Member of the Florida House of Representatives from Hillsborough County
- In office 1963–1966

Member of the Florida Senate from the 23rd district
- In office 1966–1972

Member of the Florida House of Representatives from the 67th district
- In office 1974–1976
- Preceded by: Paul Danahy
- Succeeded by: Pat Frank

Personal details
- Born: December 13, 1913 Chicago, Illinois, U.S.
- Died: September 19, 2011 (aged 97)
- Party: Democratic
- Alma mater: St. Petersburg Junior College Ohio State University

= Ray Knopke =

American politician (1913–2011)

Ray C. Knopke (December 13, 1913 – September 19, 2011) was an American politician. He served as a Democratic member for the 67th district of the Florida House of Representatives. He also served as a member for the 23rd district of the Florida Senate.

== Life and career ==
Knopke was born in Chicago, Illinois. He attended St. Petersburg Junior College and Ohio State University.

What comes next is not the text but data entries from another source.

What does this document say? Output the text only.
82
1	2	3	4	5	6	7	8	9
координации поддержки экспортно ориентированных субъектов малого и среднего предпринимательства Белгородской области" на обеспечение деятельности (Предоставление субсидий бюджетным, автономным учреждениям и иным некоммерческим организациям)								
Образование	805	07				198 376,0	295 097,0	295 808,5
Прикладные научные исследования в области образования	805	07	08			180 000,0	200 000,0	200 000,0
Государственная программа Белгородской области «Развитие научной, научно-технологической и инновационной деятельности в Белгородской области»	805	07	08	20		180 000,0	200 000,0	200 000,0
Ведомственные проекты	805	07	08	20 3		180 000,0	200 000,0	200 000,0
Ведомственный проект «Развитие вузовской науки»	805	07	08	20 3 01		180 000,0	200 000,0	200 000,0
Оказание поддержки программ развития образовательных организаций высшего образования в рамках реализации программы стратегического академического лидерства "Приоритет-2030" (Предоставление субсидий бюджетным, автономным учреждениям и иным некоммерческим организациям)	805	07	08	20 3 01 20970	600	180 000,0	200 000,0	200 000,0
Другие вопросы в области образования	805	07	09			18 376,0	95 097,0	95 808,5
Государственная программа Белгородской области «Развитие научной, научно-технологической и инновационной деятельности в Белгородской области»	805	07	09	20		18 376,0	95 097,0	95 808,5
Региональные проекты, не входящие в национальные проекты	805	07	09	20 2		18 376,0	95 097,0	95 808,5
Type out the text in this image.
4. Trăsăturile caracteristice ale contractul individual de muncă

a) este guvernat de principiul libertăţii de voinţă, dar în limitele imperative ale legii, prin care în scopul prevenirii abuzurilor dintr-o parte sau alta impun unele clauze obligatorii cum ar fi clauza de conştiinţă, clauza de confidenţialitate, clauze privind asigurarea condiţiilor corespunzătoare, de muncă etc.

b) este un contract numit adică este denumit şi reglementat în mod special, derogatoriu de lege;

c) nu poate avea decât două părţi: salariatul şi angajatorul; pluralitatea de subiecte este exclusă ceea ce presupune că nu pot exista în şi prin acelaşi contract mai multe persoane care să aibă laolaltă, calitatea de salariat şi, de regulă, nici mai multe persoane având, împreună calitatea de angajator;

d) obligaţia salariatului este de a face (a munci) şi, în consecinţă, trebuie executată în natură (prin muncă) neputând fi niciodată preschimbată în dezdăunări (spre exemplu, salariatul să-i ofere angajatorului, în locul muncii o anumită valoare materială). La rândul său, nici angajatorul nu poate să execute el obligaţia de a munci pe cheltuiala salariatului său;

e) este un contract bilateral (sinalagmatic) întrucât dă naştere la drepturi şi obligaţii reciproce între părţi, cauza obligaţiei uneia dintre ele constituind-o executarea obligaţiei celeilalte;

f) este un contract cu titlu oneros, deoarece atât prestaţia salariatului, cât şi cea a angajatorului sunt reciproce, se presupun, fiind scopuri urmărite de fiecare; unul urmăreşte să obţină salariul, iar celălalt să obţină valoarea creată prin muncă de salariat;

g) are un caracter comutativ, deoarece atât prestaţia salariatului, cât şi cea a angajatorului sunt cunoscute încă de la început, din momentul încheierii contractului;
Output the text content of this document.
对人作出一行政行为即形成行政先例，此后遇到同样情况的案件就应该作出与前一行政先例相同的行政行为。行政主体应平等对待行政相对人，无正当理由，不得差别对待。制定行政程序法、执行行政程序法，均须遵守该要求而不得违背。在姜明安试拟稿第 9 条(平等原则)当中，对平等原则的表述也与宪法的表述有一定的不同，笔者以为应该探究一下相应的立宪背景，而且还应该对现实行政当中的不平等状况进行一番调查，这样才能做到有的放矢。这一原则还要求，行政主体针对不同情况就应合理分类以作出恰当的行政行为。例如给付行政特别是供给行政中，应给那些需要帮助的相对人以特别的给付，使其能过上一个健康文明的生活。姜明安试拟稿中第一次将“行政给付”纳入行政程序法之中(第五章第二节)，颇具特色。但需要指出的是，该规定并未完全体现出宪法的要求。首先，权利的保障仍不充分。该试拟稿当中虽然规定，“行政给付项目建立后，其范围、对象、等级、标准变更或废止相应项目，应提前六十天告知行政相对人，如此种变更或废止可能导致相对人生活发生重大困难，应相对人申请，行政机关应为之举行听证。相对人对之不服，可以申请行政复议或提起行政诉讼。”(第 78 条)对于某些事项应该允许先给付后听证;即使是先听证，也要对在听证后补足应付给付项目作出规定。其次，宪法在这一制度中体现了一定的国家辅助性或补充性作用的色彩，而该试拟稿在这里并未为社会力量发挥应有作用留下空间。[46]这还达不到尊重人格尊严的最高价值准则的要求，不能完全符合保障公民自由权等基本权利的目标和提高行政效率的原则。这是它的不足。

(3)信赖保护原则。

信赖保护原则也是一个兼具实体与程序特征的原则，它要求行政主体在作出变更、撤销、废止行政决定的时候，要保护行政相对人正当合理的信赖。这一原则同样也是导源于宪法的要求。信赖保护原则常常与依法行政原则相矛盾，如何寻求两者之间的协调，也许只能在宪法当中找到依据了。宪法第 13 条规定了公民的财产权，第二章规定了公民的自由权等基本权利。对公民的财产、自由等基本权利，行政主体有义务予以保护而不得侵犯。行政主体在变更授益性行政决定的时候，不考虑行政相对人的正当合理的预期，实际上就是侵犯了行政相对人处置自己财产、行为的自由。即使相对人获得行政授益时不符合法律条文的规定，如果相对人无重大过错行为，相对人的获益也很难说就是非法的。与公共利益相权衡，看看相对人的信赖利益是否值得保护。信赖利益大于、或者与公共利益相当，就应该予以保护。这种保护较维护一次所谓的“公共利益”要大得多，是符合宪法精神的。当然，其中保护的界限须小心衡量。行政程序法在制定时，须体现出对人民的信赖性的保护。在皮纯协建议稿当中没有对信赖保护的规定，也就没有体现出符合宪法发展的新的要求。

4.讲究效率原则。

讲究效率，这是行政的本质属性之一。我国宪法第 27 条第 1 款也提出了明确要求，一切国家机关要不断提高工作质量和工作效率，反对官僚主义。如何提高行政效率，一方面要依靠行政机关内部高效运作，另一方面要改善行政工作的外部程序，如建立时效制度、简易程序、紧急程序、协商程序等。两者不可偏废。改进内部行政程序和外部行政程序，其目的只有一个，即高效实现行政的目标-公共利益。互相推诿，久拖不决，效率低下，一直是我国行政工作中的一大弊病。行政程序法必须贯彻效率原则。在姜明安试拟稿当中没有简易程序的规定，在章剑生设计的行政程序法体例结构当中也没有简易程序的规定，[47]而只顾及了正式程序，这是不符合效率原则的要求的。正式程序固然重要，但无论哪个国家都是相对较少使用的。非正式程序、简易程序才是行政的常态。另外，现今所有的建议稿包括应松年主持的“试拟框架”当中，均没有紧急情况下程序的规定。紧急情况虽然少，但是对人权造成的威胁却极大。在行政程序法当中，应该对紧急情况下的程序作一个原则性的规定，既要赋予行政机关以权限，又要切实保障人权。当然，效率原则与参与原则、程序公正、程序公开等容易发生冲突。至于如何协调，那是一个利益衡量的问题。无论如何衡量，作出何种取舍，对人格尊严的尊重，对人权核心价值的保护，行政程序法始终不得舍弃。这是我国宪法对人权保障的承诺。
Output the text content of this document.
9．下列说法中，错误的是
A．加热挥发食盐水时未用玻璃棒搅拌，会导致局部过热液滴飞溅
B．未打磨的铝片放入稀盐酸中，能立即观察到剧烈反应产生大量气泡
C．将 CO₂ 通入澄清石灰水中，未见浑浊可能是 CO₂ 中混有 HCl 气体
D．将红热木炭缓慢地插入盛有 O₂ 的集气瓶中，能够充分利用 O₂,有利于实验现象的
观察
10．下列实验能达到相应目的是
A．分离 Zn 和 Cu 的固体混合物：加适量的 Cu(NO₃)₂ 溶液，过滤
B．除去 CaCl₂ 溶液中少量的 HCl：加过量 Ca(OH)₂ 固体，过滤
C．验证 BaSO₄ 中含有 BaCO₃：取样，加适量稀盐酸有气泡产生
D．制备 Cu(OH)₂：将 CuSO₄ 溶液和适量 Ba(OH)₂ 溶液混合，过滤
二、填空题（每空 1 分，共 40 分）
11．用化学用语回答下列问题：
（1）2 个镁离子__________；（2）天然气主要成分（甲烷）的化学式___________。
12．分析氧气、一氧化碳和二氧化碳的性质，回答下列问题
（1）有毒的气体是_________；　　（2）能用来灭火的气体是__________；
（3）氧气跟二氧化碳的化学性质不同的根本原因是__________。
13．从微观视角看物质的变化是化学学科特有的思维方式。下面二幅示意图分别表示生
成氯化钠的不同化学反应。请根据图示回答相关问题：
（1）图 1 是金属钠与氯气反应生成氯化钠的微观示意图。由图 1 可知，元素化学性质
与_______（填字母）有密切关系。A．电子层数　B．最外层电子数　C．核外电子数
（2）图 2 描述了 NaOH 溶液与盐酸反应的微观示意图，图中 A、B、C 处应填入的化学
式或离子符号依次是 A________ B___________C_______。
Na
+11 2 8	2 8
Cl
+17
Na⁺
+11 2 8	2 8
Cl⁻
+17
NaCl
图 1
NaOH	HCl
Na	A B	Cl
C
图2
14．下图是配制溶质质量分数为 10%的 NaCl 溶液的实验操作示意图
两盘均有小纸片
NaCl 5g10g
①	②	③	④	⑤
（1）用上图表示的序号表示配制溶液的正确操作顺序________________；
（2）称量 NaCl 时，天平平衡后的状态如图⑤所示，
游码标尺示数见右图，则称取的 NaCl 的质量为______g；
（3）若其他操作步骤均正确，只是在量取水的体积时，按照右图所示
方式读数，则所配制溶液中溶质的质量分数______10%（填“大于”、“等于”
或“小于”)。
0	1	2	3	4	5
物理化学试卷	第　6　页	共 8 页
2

In 1963, Knopke was elected to the Florida House of Representatives, serving until 1966. In the same year, he was elected to represent the 23rd district of the Florida Senate, serving until 1972. In 1974, he was elected to represent the 67th district of the Florida House, succeeding Paul Danahy. He served until 1976, when he was succeeded by Pat Frank.

Knopke died in September 2011 in Tampa, Florida, at the age of 97.